Bartlett countered that the Clinton-Gore administration had also dipped into its surplus. Gore, he said, had ''a credibility deficit, for attacking us for something his own administration does.''

Gore spokesman Chris Lehane scoffed at that argument. The difference between Bush's economy and the administration's economy was obvious, he said: Nationally, the surplus had only increased in recent years, whereas Bush was presiding over a decline.

Gore, who has previously said Bush was less qualified to be president because his duties as governor were so limited by Texas law, was asked how he can, at the same time, hold Bush responsible for the declining surplus in Texas.

Gore said that Bush, while short on constitutional authority, has had the power and platform to set priorities for his state and that instead of making children's health care and poverty high priorities, ''his priority was a special interest tax break.''

The budget fracas provided a stark contrast to Gore's other goal yesterday: rallying his troops. In visits to a group of Democratic National Committee state directors, and to his young campaign staff in their headquarters, Gore sought to inspire his supporters to fight for a cause that he described as bigger than all of them.

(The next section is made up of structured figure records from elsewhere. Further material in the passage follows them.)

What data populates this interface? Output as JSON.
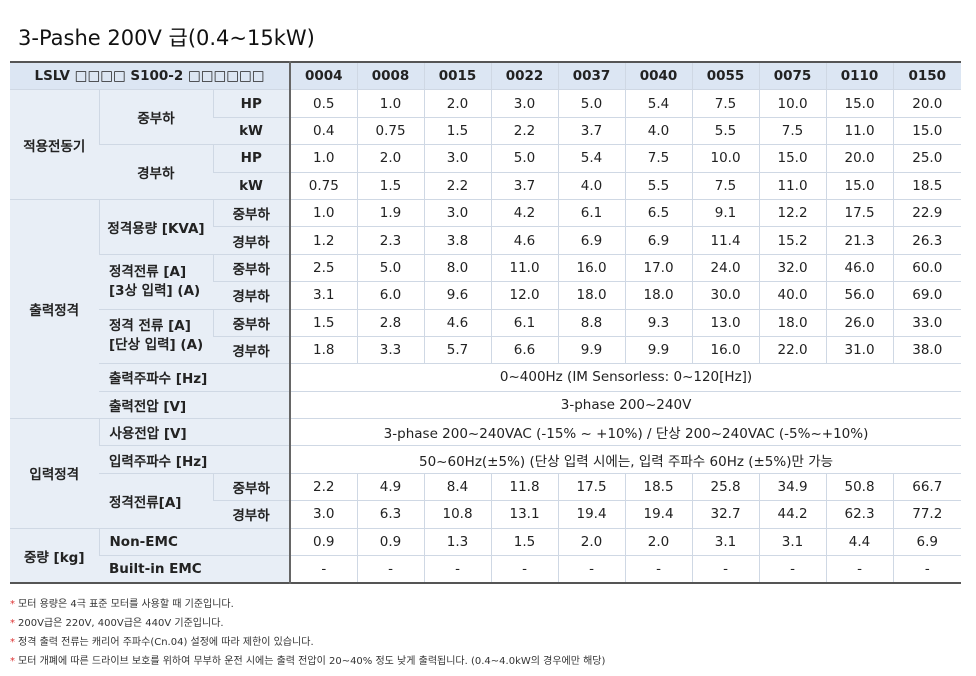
{
  "title": "3-Pashe 200V 급(0.4~15kW)",
  "table": {
    "corner": "LSLV □□□□ S100-2 □□□□□□",
    "models": [
      "0004",
      "0008",
      "0015",
      "0022",
      "0037",
      "0040",
      "0055",
      "0075",
      "0110",
      "0150"
    ],
    "groups": {
      "motor": "적용전동기",
      "output": "출력정격",
      "input": "입력정격",
      "weight": "중량 [kg]"
    },
    "subs": {
      "normal_duty": "중부하",
      "heavy_duty": "경부하",
      "rated_capacity": "정격용량 [KVA]",
      "current_3ph": "정격전류 [A]\n[3상 입력] (A)",
      "current_1ph": "정격 전류 [A]\n[단상 입력] (A)",
      "out_freq": "출력주파수 [Hz]",
      "out_voltage": "출력전압 [V]",
      "in_voltage": "사용전압 [V]",
      "in_freq": "입력주파수 [Hz]",
      "in_current": "정격전류[A]",
      "non_emc": "Non-EMC",
      "builtin_emc": "Built-in EMC",
      "hp": "HP",
      "kw": "kW"
    },
    "rows": {
      "motor_nd_hp": [
        "0.5",
        "1.0",
        "2.0",
        "3.0",
        "5.0",
        "5.4",
        "7.5",
        "10.0",
        "15.0",
        "20.0"
      ],
      "motor_nd_kw": [
        "0.4",
        "0.75",
        "1.5",
        "2.2",
        "3.7",
        "4.0",
        "5.5",
        "7.5",
        "11.0",
        "15.0"
      ],
      "motor_hd_hp": [
        "1.0",
        "2.0",
        "3.0",
        "5.0",
        "5.4",
        "7.5",
        "10.0",
        "15.0",
        "20.0",
        "25.0"
      ],
      "motor_hd_kw": [
        "0.75",
        "1.5",
        "2.2",
        "3.7",
        "4.0",
        "5.5",
        "7.5",
        "11.0",
        "15.0",
        "18.5"
      ],
      "cap_nd": [
        "1.0",
        "1.9",
        "3.0",
        "4.2",
        "6.1",
        "6.5",
        "9.1",
        "12.2",
        "17.5",
        "22.9"
      ],
      "cap_hd": [
        "1.2",
        "2.3",
        "3.8",
        "4.6",
        "6.9",
        "6.9",
        "11.4",
        "15.2",
        "21.3",
        "26.3"
      ],
      "cur3_nd": [
        "2.5",
        "5.0",
        "8.0",
        "11.0",
        "16.0",
        "17.0",
        "24.0",
        "32.0",
        "46.0",
        "60.0"
      ],
      "cur3_hd": [
        "3.1",
        "6.0",
        "9.6",
        "12.0",
        "18.0",
        "18.0",
        "30.0",
        "40.0",
        "56.0",
        "69.0"
      ],
      "cur1_nd": [
        "1.5",
        "2.8",
        "4.6",
        "6.1",
        "8.8",
        "9.3",
        "13.0",
        "18.0",
        "26.0",
        "33.0"
      ],
      "cur1_hd": [
        "1.8",
        "3.3",
        "5.7",
        "6.6",
        "9.9",
        "9.9",
        "16.0",
        "22.0",
        "31.0",
        "38.0"
      ],
      "out_freq": "0~400Hz (IM Sensorless: 0~120[Hz])",
      "out_voltage": "3-phase 200~240V",
      "in_voltage": "3-phase 200~240VAC (-15% ~ +10%) / 단상 200~240VAC (-5%~+10%)",
      "in_freq": "50~60Hz(±5%) (단상 입력 시에는, 입력 주파수 60Hz (±5%)만 가능",
      "in_cur_nd": [
        "2.2",
        "4.9",
        "8.4",
        "11.8",
        "17.5",
        "18.5",
        "25.8",
        "34.9",
        "50.8",
        "66.7"
      ],
      "in_cur_hd": [
        "3.0",
        "6.3",
        "10.8",
        "13.1",
        "19.4",
        "19.4",
        "32.7",
        "44.2",
        "62.3",
        "77.2"
      ],
      "weight_non_emc": [
        "0.9",
        "0.9",
        "1.3",
        "1.5",
        "2.0",
        "2.0",
        "3.1",
        "3.1",
        "4.4",
        "6.9"
      ],
      "weight_emc": [
        "-",
        "-",
        "-",
        "-",
        "-",
        "-",
        "-",
        "-",
        "-",
        "-"
      ]
    }
  },
  "notes": [
    "모터 용량은 4극 표준 모터를 사용할 때 기준입니다.",
    "200V급은 220V, 400V급은 440V 기준입니다.",
    "정격 출력 전류는 캐리어 주파수(Cn.04) 설정에 따라 제한이 있습니다.",
    "모터 개폐에 따른 드라이브 보호를 위하여 무부하 운전 시에는 출력 전압이 20~40% 정도 낮게 출력됩니다. (0.4~4.0kW의 경우에만 해당)"
  ],
  "note_marker": "*"
}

''I understand very well how hard the challenge is, and how hard the work is,'' Gore told the DNC state directors. ''I just wanted to say that this is really all about - it's not about me, and it's not about you ... it's about the people of this country.''

Meanwhile, a new CNN-USA Today-Gallup poll showed the two candidates virtually tied among likely voters, 48 percent for Bush and 46 percent for Gore. Bush had led in the same poll in late June, but Gore has received gains among women and independents.